Let $n$ be a positive integer that has exactly three prime divisors, and
at least seven divisors of the form $p^k$, where $p$ is a prime, and $k$ is
a positive integer. Prove that $n$ must be divisible by the cube of an
integer that is larger than $1.$
My work so far :
Let the three prime divisors on $n$ be $a,$ $b,$ $c.$ So, according to the question,
$n = a \times b \times c \times d^p \times e^q \times f^r$ where $a,b,c,d,e,f$ are all prime numbers, and $p,q,r$ are positive powers.
It is also given that $p + q + r = 7$ (as there are 7 divisors)
Moreover, as there are only three prime divisors, them d, e, f are among $a,b,c,$ so,
$n = a \times b \times c\times a^p \times b^q \times c^r$
So, $p+1 + q+1 + r+1 = 7+1+1+1 = 10.$
now, we have 3 positive powers, and and their sum is 10. So, by Pigeonhole principle, there exists at least one power of 4.

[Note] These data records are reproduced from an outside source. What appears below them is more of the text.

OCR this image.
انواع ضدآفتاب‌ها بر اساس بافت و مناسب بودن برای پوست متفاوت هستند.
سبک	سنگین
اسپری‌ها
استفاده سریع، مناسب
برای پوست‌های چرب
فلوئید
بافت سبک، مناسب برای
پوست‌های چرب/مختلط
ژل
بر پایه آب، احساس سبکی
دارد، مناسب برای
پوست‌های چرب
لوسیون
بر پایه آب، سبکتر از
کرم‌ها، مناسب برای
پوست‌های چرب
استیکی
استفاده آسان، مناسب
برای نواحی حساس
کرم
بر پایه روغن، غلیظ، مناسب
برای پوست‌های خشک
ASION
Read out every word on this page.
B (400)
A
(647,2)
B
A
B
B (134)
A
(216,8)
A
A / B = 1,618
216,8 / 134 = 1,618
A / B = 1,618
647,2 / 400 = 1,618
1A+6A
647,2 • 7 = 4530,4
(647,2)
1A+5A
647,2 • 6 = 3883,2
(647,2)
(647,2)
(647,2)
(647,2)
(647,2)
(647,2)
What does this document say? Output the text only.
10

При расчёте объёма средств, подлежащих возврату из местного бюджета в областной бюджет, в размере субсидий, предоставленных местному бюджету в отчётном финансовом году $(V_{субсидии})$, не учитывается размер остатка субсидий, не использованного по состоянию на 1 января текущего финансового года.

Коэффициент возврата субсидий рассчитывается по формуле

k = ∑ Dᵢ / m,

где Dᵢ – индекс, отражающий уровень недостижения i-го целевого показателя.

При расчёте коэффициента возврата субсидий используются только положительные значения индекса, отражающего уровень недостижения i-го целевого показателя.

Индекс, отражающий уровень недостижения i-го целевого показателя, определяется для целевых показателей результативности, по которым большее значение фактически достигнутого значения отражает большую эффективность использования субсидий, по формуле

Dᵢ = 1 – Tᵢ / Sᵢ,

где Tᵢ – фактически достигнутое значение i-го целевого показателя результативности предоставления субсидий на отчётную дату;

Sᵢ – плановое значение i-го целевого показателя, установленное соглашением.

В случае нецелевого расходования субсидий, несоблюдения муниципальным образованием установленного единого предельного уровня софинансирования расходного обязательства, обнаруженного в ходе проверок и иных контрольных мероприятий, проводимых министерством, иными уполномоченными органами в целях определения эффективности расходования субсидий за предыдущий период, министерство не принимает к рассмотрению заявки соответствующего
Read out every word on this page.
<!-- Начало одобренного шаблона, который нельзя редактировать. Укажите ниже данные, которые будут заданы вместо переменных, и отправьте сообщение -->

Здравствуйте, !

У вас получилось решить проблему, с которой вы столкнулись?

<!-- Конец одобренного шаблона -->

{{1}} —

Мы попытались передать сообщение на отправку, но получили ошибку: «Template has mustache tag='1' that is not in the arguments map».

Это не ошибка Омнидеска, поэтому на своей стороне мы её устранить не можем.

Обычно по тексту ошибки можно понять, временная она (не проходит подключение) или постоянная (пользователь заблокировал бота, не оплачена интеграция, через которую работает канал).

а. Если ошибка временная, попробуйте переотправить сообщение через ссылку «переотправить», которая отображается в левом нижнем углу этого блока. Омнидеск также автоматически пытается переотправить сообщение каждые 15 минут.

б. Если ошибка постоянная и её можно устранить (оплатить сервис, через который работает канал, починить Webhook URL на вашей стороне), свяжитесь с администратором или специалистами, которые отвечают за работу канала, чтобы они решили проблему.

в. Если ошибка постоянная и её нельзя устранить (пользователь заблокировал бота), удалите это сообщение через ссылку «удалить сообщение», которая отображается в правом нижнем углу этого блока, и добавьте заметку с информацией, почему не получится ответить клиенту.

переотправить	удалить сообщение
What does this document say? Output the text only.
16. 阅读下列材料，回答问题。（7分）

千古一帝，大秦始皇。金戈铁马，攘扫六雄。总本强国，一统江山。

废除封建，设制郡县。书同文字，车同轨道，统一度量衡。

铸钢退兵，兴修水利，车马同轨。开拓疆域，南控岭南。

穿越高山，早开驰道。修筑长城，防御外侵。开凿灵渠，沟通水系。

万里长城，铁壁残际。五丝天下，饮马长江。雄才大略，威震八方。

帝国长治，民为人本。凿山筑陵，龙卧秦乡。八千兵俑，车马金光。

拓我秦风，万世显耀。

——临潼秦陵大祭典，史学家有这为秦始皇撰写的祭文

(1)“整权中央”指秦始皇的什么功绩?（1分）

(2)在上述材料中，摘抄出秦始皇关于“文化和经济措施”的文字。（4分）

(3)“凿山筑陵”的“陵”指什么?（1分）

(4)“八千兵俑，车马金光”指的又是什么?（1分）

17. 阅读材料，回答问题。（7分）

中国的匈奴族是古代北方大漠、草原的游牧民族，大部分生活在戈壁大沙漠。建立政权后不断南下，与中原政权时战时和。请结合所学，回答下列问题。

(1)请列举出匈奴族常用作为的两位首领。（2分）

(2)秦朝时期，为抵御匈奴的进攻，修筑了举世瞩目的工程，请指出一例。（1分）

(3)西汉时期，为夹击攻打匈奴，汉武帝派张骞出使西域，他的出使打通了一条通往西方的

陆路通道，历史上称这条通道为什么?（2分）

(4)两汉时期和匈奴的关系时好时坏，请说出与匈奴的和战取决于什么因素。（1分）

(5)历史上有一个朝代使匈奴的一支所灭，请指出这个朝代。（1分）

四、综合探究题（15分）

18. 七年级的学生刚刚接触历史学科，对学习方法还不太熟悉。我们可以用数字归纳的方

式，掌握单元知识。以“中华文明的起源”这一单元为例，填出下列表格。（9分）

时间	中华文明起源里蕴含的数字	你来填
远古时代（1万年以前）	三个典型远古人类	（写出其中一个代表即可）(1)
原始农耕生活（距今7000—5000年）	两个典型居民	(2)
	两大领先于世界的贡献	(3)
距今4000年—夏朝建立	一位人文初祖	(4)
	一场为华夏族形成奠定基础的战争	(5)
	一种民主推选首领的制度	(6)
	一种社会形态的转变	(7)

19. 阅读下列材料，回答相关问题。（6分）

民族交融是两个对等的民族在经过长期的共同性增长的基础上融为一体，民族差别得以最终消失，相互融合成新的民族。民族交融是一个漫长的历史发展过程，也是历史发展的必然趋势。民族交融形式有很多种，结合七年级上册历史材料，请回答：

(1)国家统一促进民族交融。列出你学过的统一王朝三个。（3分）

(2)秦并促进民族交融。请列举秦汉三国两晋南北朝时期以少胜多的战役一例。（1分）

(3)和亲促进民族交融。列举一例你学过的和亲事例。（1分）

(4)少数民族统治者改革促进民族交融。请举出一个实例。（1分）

It is not quite what question asked for. Is it correct?
Best Answer
$n$ has exactly $3$ prime divisor, call them $p_1$, $p_2$ and $p_3$. Let $n=p_1^ap_2^bp_3^c$. If $a,b,c \leq 2$, then there are at most $6$ divisors of $n$ that are of the form $p^k$, namely $p_1,p_1^2,p_2,p_2^2,p_3,p_3^2$. Since $n$ has seven divisors of the form $p^k$. It must have a divisor of the form $p^3$. Is that clear to you?